Evenepoel "played the crowd like an accomplished entertainer," reported Het Nieuwsblad. "What can't that boy do?"
Unlike Vingegaard, Evenepoel looks like he revels in the attention and adulation, and this could drive him onto bigger things. If cycling is a religion in Belgium, Remco might be the new pope.
Despite his young years Evenepoel took it all in his stride, giving the impression that this is exactly where he was hoping, and wishing to be all along.
Belgian cycling journalist Jan Pieter De Vlieger of Het Neiuwsblad agrees.
"He doesn't mind being the centre of attention," De Vlieger says. "All his life he's been working towards being a big shot in sports, whether it's in football or in cycling. So for him, it's just a confirmation that he's at the place that he always was aiming for."
And just as pictures from the Grand Place suggest, Evenepoel is far from feeling the pressure of the occasion reckons De Vlieger, who says. "I think it's more of a relief."

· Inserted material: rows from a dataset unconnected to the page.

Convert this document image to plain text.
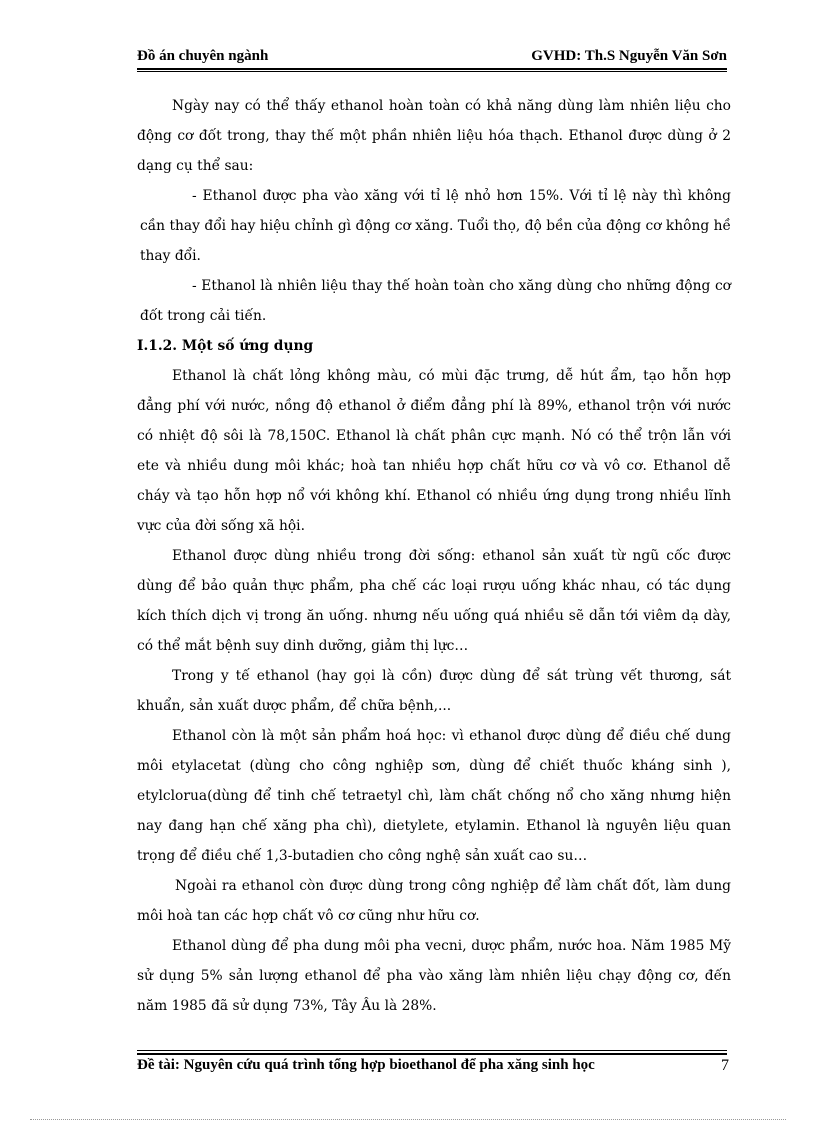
Đồ án chuyên ngành	GVHD: Th.S Nguyễn Văn Sơn

Ngày nay có thể thấy ethanol hoàn toàn có khả năng dùng làm nhiên liệu cho động cơ đốt trong, thay thế một phần nhiên liệu hóa thạch. Ethanol được dùng ở 2 dạng cụ thể sau:

- Ethanol được pha vào xăng với tỉ lệ nhỏ hơn 15%. Với tỉ lệ này thì không cần thay đổi hay hiệu chỉnh gì động cơ xăng. Tuổi thọ, độ bền của động cơ không hề thay đổi.

- Ethanol là nhiên liệu thay thế hoàn toàn cho xăng dùng cho những động cơ đốt trong cải tiến.

I.1.2. Một số ứng dụng

Ethanol là chất lỏng không màu, có mùi đặc trưng, dễ hút ẩm, tạo hỗn hợp đẳng phí với nước, nồng độ ethanol ở điểm đẳng phí là 89%, ethanol trộn với nước có nhiệt độ sôi là 78,150C. Ethanol là chất phân cực mạnh. Nó có thể trộn lẫn với ete và nhiều dung môi khác; hoà tan nhiều hợp chất hữu cơ và vô cơ. Ethanol dễ cháy và tạo hỗn hợp nổ với không khí. Ethanol có nhiều ứng dụng trong nhiều lĩnh vực của đời sống xã hội.

Ethanol được dùng nhiều trong đời sống: ethanol sản xuất từ ngũ cốc được dùng để bảo quản thực phẩm, pha chế các loại rượu uống khác nhau, có tác dụng kích thích dịch vị trong ăn uống. nhưng nếu uống quá nhiều sẽ dẫn tới viêm dạ dày, có thể mắt bệnh suy dinh dưỡng, giảm thị lực…

Trong y tế ethanol (hay gọi là cồn) được dùng để sát trùng vết thương, sát khuẩn, sản xuất dược phẩm, để chữa bệnh,...

Ethanol còn là một sản phẩm hoá học: vì ethanol được dùng để điều chế dung môi etylacetat (dùng cho công nghiệp sơn, dùng để chiết thuốc kháng sinh ), etylclorua(dùng để tinh chế tetraetyl chì, làm chất chống nổ cho xăng nhưng hiện nay đang hạn chế xăng pha chì), dietylete, etylamin. Ethanol là nguyên liệu quan trọng để điều chế 1,3-butadien cho công nghệ sản xuất cao su…

Ngoài ra ethanol còn được dùng trong công nghiệp để làm chất đốt, làm dung môi hoà tan các hợp chất vô cơ cũng như hữu cơ.

Ethanol dùng để pha dung môi pha vecni, dược phẩm, nước hoa. Năm 1985 Mỹ sử dụng 5% sản lượng ethanol để pha vào xăng làm nhiên liệu chạy động cơ, đến năm 1985 đã sử dụng 73%, Tây Âu là 28%.

Đề tài: Nguyên cứu quá trình tổng hợp bioethanol để pha xăng sinh học	7
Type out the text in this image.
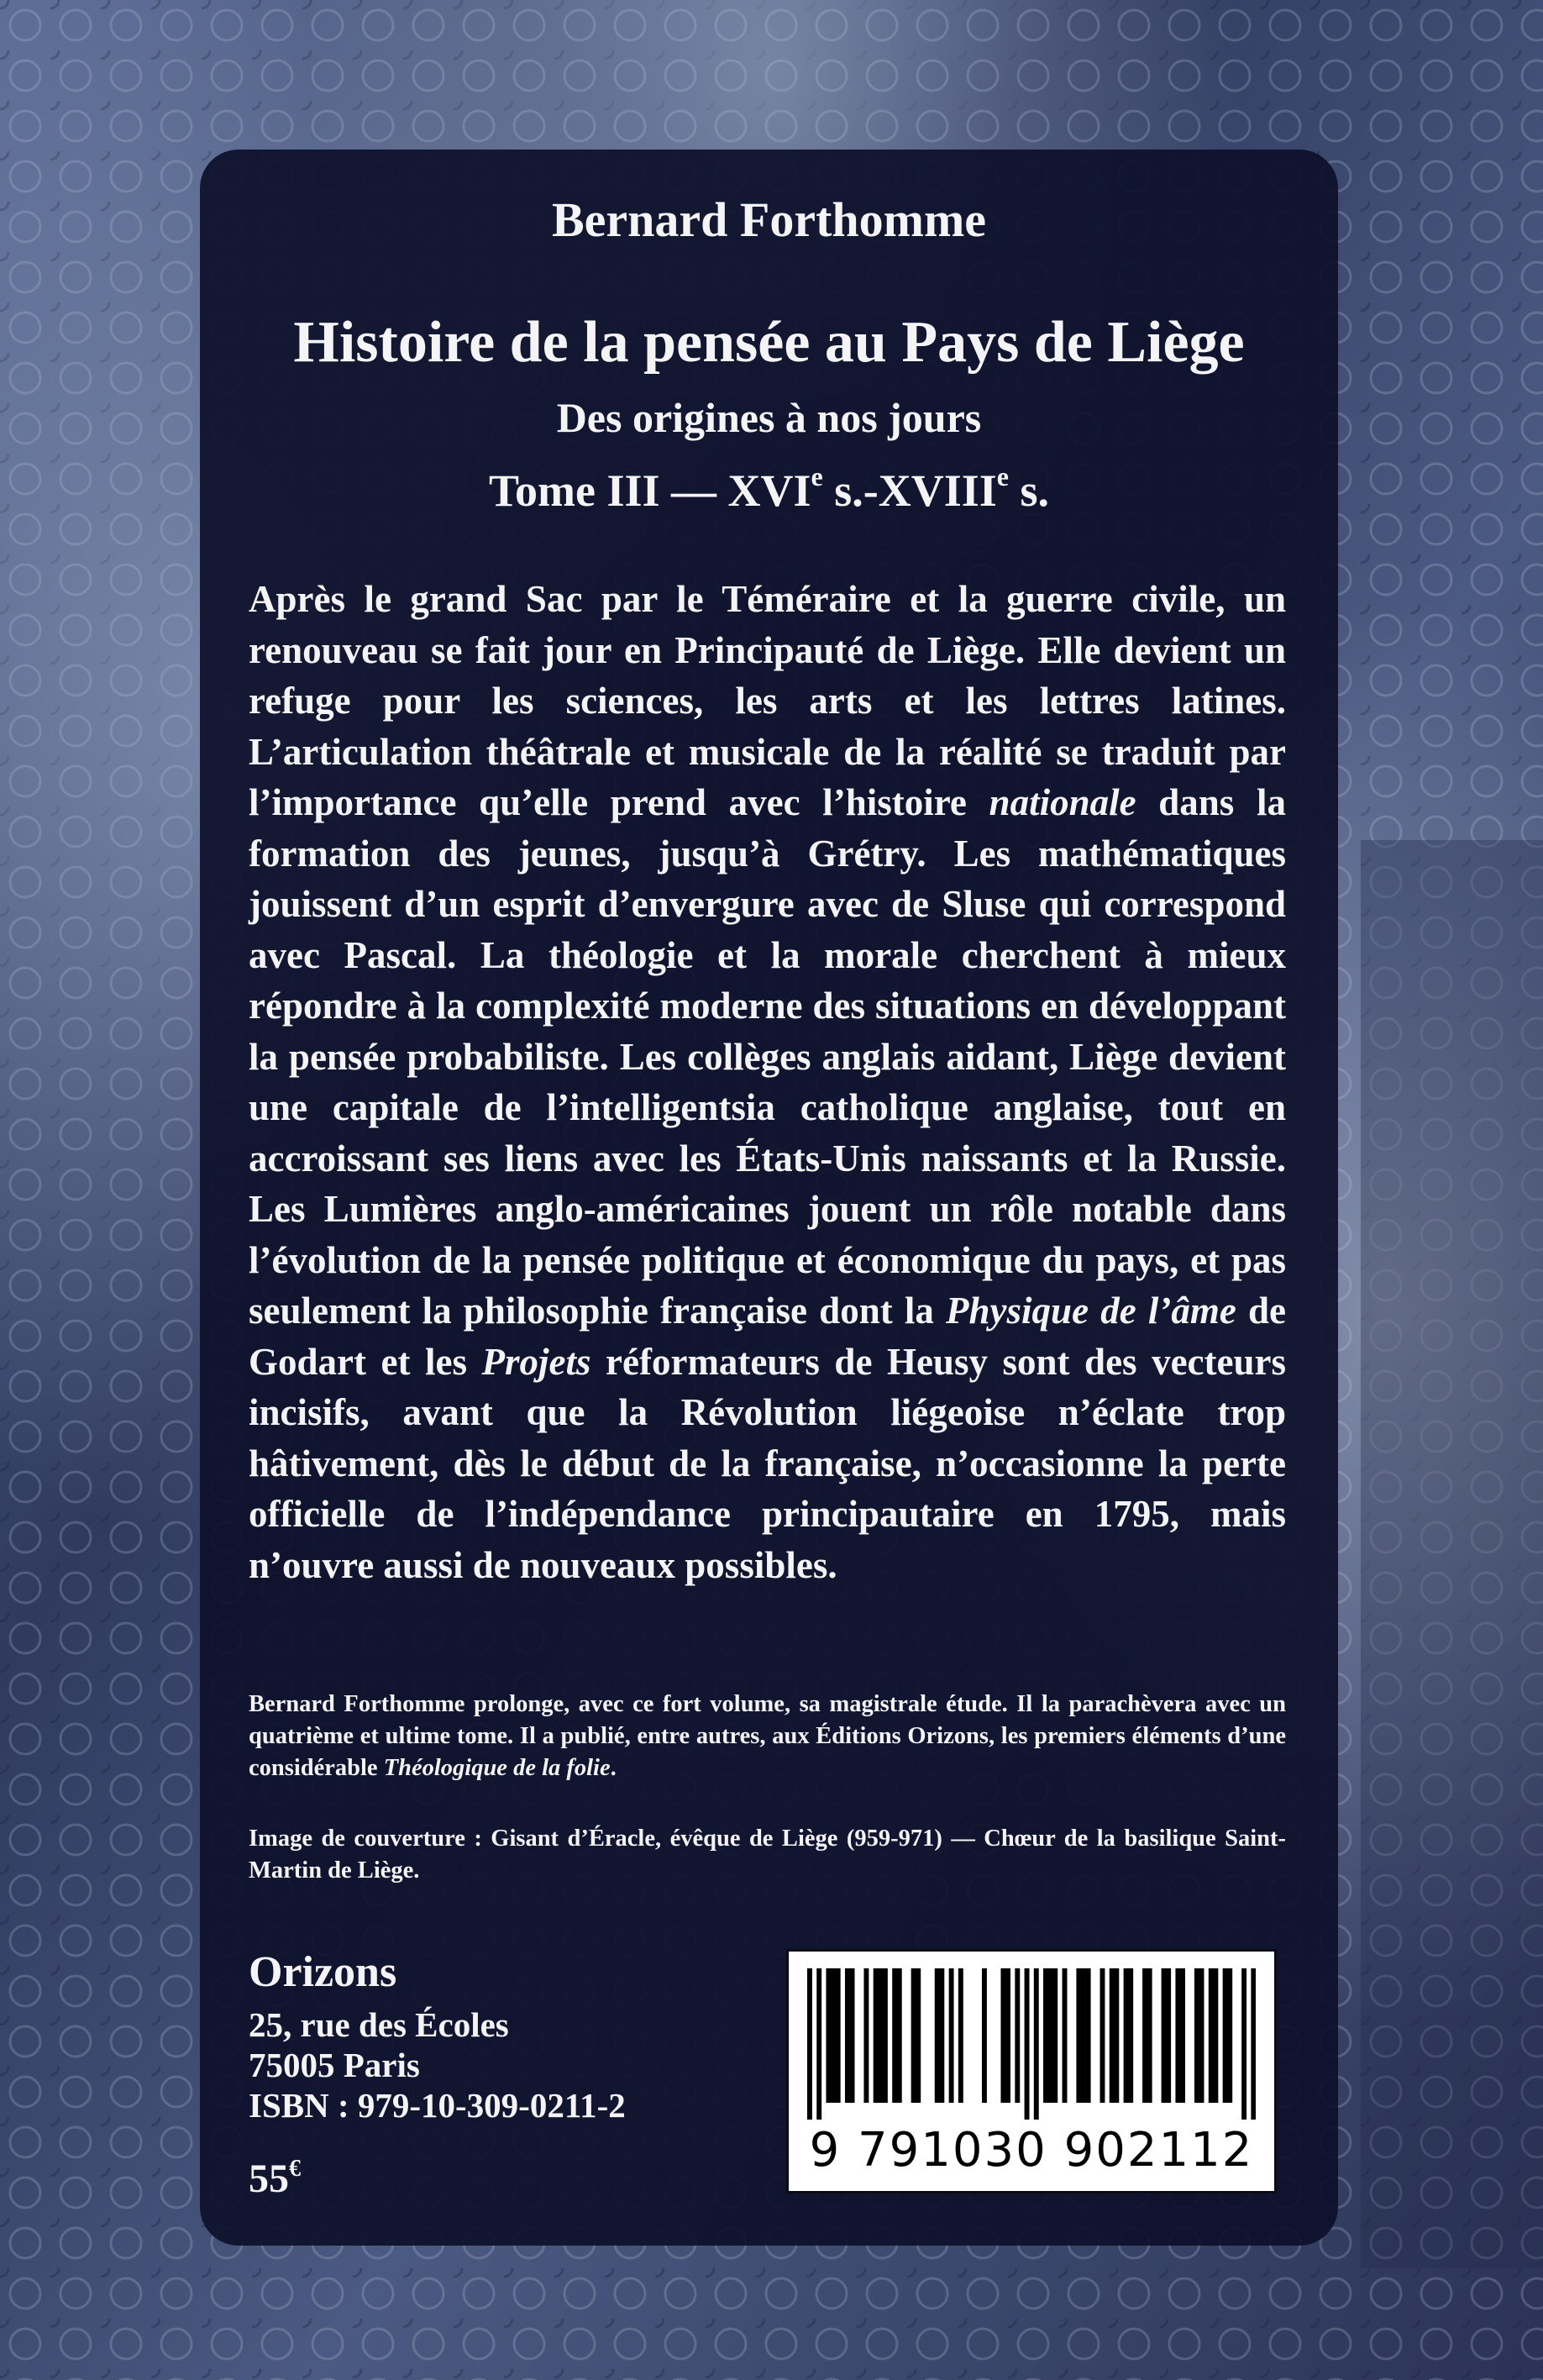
Bernard Forthomme

Histoire de la pensée au Pays de Liège

Des origines à nos jours

Tome III — XVIe s.-XVIIIe s.

Après le grand Sac par le Téméraire et la guerre civile, un renouveau se fait jour en Principauté de Liège. Elle devient un refuge pour les sciences, les arts et les lettres latines. L’articulation théâtrale et musicale de la réalité se traduit par l’importance qu’elle prend avec l’histoire nationale dans la formation des jeunes, jusqu’à Grétry. Les mathématiques jouissent d’un esprit d’envergure avec de Sluse qui correspond avec Pascal. La théologie et la morale cherchent à mieux répondre à la complexité moderne des situations en développant la pensée probabiliste. Les collèges anglais aidant, Liège devient une capitale de l’intelligentsia catholique anglaise, tout en accroissant ses liens avec les États-Unis naissants et la Russie. Les Lumières anglo-américaines jouent un rôle notable dans l’évolution de la pensée politique et économique du pays, et pas seulement la philosophie française dont la Physique de l’âme de Godart et les Projets réformateurs de Heusy sont des vecteurs incisifs, avant que la Révolution liégeoise n’éclate trop hâtivement, dès le début de la française, n’occasionne la perte officielle de l’indépendance principautaire en 1795, mais n’ouvre aussi de nouveaux possibles.

Bernard Forthomme prolonge, avec ce fort volume, sa magistrale étude. Il la parachèvera avec un quatrième et ultime tome. Il a publié, entre autres, aux Éditions Orizons, les premiers éléments d’une considérable Théologique de la folie.

Image de couverture : Gisant d’Éracle, évêque de Liège (959-971) — Chœur de la basilique Saint-Martin de Liège.

Orizons
25, rue des Écoles
75005 Paris
ISBN : 979-10-309-0211-2
55€	9 791030 902112
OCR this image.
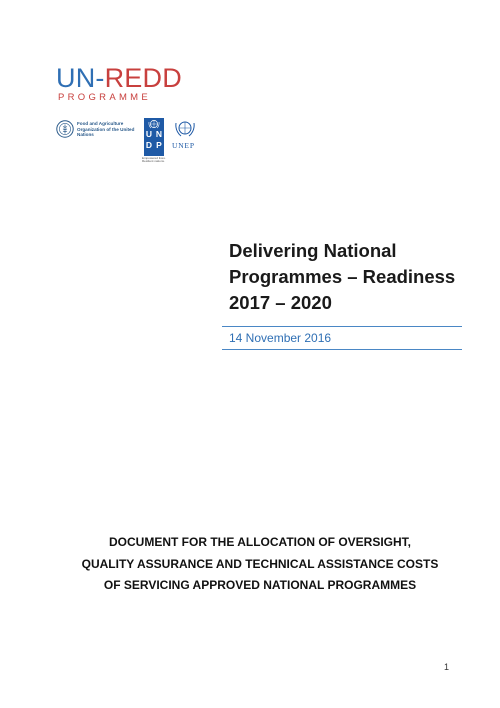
UN-REDD
PROGRAMME
Food and Agriculture Organization of the United Nations	U N
D P
Empowered lives. Resilient nations.
UNEP
Delivering National
Programmes – Readiness
2017 – 2020
14 November 2016
DOCUMENT FOR THE ALLOCATION OF OVERSIGHT,
QUALITY ASSURANCE AND TECHNICAL ASSISTANCE COSTS
OF SERVICING APPROVED NATIONAL PROGRAMMES
1
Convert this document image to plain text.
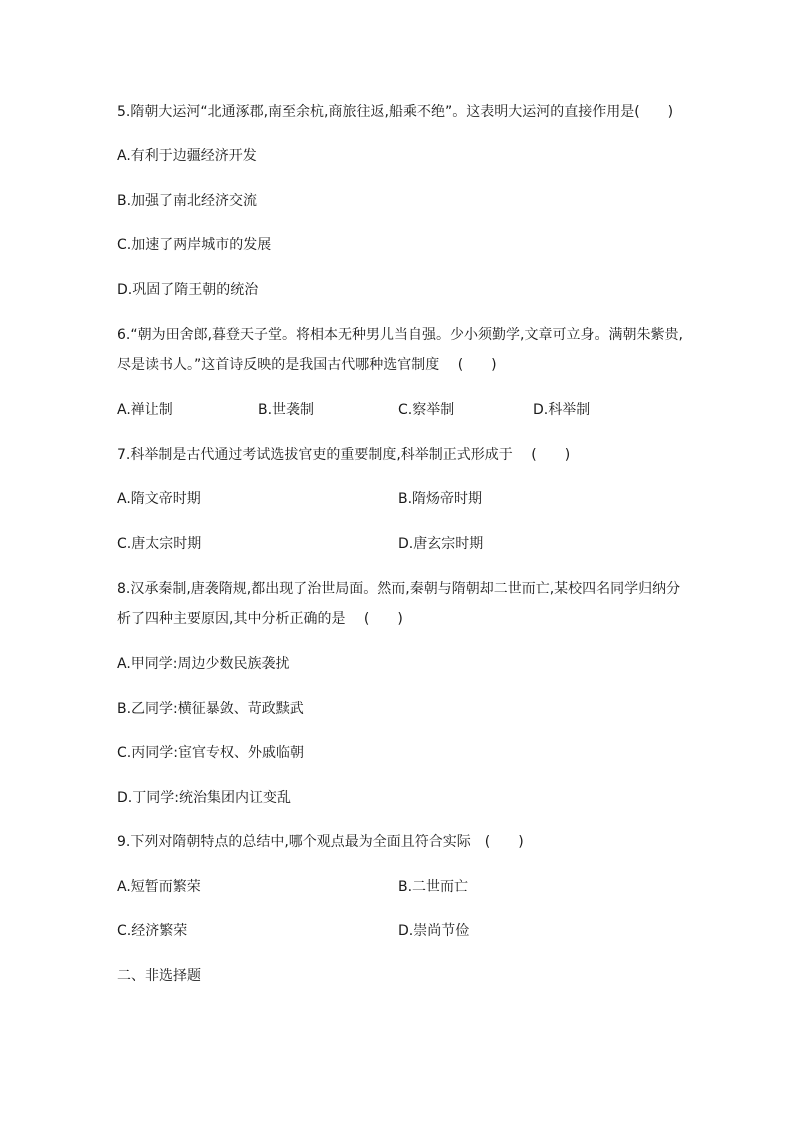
5.隋朝大运河“北通涿郡,南至余杭,商旅往返,船乘不绝”。这表明大运河的直接作用是(　　)
A.有利于边疆经济开发
B.加强了南北经济交流
C.加速了两岸城市的发展
D.巩固了隋王朝的统治
6.“朝为田舍郎,暮登天子堂。将相本无种男儿当自强。少小须勤学,文章可立身。满朝朱紫贵,
尽是读书人。”这首诗反映的是我国古代哪种选官制度　 (　　)
A.禅让制	B.世袭制	C.察举制	D.科举制
7.科举制是古代通过考试选拔官吏的重要制度,科举制正式形成于　 (　　)
A.隋文帝时期	B.隋炀帝时期
C.唐太宗时期	D.唐玄宗时期
8.汉承秦制,唐袭隋规,都出现了治世局面。然而,秦朝与隋朝却二世而亡,某校四名同学归纳分
析了四种主要原因,其中分析正确的是　 (　　)
A.甲同学:周边少数民族袭扰
B.乙同学:横征暴敛、苛政黩武
C.丙同学:宦官专权、外戚临朝
D.丁同学:统治集团内讧变乱
9.下列对隋朝特点的总结中,哪个观点最为全面且符合实际　(　　)
A.短暂而繁荣	B.二世而亡
C.经济繁荣	D.崇尚节俭
二、非选择题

Belgians often baulked at Evenepoel's brash personality, says De Morgen journalist Hans Vandeweghe, who said he was viewed as "a footballer on two wheels". But the young rider has changed in the past year, he says. "He has become mature. He's more at ease with himself, he knows what he can do. He's an immense talent — we haven't seen the end of it."
He may not have seen the end of media storms either, says Vandeweghe, who predicts that Quick Step at the Evenepoel's behest, will begin to change its time-honoured Classics-focus in favour of winning the Tour de France with its young star.
"It's going to be Remco again, right in the middle of the turmoil," says Vandeweghe.
The Belgian cyclist will be back in action sooner than Vingegaard was too, taking to the startline of Binche-Chimay-Binche on Tuesday, a first home race for him. Expect crowds.